Настя наклонилась, придерживаясь за тонкие железные прутья перил, и едва она сделала это, как массивный набалдашник трости Соколова, приглушенно свистнув, опустился ей на затылок. Настя упала. Сам Соколов, не удержав равновесия из-за больной ноги, тоже повалился вперед, на нее. Из-за этого толчка Настя шатнулась к лестнице и ударилась о камни лицом. Хрустнул, ломаясь, нос, и Соколов почувствовал острое разочарование: он очень хотел бы душить ее, глядя в красивое лицо. Но выбирать не приходилось. Морщась от боли, хватаясь онемевшими пальцами за все, что только попадалось под руку, он сполз с бездвижного тела Насти.
Еще больших усилий стоило Соколову встать рядом с ней на колени: нога никак не желала сгибаться. Однако он справился и, наклонившись, сомкнул руки на ее тонкой шее. Настя была еще жива: Соколов ощущал слабое дыхание и биение пульса. Пальцы плохо слушались его — особенно на правой руке, и долго не получалось надавить как следует. И вот, когда он почти уже понял, как совладать с собственным телом и заставить его работать, над ухом у него раздался тихий отчаянный голос:
— Подожди. Ну стой же ты, стой! Не убивай!
Соколов оглянулся: в нескольких шагах от него стояла Айсылу. Он, не отпуская Настиной шеи и не меняя позы, замер и в раздумье пожевал нижнюю губу.
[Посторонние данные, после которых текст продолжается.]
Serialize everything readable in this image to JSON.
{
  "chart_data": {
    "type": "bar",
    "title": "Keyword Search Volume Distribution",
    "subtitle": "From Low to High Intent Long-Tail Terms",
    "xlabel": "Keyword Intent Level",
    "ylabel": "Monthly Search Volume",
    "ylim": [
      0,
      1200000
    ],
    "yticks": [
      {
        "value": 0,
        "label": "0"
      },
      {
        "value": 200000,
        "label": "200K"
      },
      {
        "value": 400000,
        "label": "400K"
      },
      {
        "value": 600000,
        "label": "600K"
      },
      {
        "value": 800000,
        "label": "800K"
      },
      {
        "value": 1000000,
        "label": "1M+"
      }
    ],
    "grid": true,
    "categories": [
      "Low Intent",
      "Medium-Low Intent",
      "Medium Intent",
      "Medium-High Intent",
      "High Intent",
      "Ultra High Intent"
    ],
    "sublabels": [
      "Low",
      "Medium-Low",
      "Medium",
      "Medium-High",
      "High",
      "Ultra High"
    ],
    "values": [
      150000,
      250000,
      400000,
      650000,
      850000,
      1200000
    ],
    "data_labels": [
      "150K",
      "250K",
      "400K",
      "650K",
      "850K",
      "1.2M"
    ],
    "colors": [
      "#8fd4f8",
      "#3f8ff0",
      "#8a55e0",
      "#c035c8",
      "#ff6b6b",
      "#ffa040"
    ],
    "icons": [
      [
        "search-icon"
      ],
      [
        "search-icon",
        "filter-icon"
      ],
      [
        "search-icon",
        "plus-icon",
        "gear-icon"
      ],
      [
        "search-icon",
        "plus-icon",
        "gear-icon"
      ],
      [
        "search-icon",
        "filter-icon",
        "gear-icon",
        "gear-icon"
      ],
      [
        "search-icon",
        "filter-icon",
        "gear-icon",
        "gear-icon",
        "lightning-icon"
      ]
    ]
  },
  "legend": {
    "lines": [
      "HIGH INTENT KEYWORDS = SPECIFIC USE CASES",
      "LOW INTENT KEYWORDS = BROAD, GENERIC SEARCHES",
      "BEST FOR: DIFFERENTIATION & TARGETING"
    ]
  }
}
Ему было ясно, что сил его сейчас не хватит даже на то, чтобы справиться со слабой блинолицей коротышкой. Но вот если бы ему удалось выжать из Насти жизнь, то ни она, ни кто-то другой больше не был бы для него угрозой.
Соколов отвернулся от Айсылу и полностью сконцентрировался на своих непослушных руках.
— Отойди от нее!
Айсылу подбежала сзади, ухватила его за шиворот и стала оттаскивать прочь. Ворот рубашки впился Соколову в шею. Это мешало ему как следует сжать пальцы, и он с раздражением крикнул:
— Убила бы меня, и все! Чего ты мямлишь?
— Я не могу, — ответила Айсылу, не выпуская ворота, — Хотела палку твою взять да по голове тюкнуть, и — не могу. По живому рука-то не поднимается. Пусти ее, слышишь! Пусти!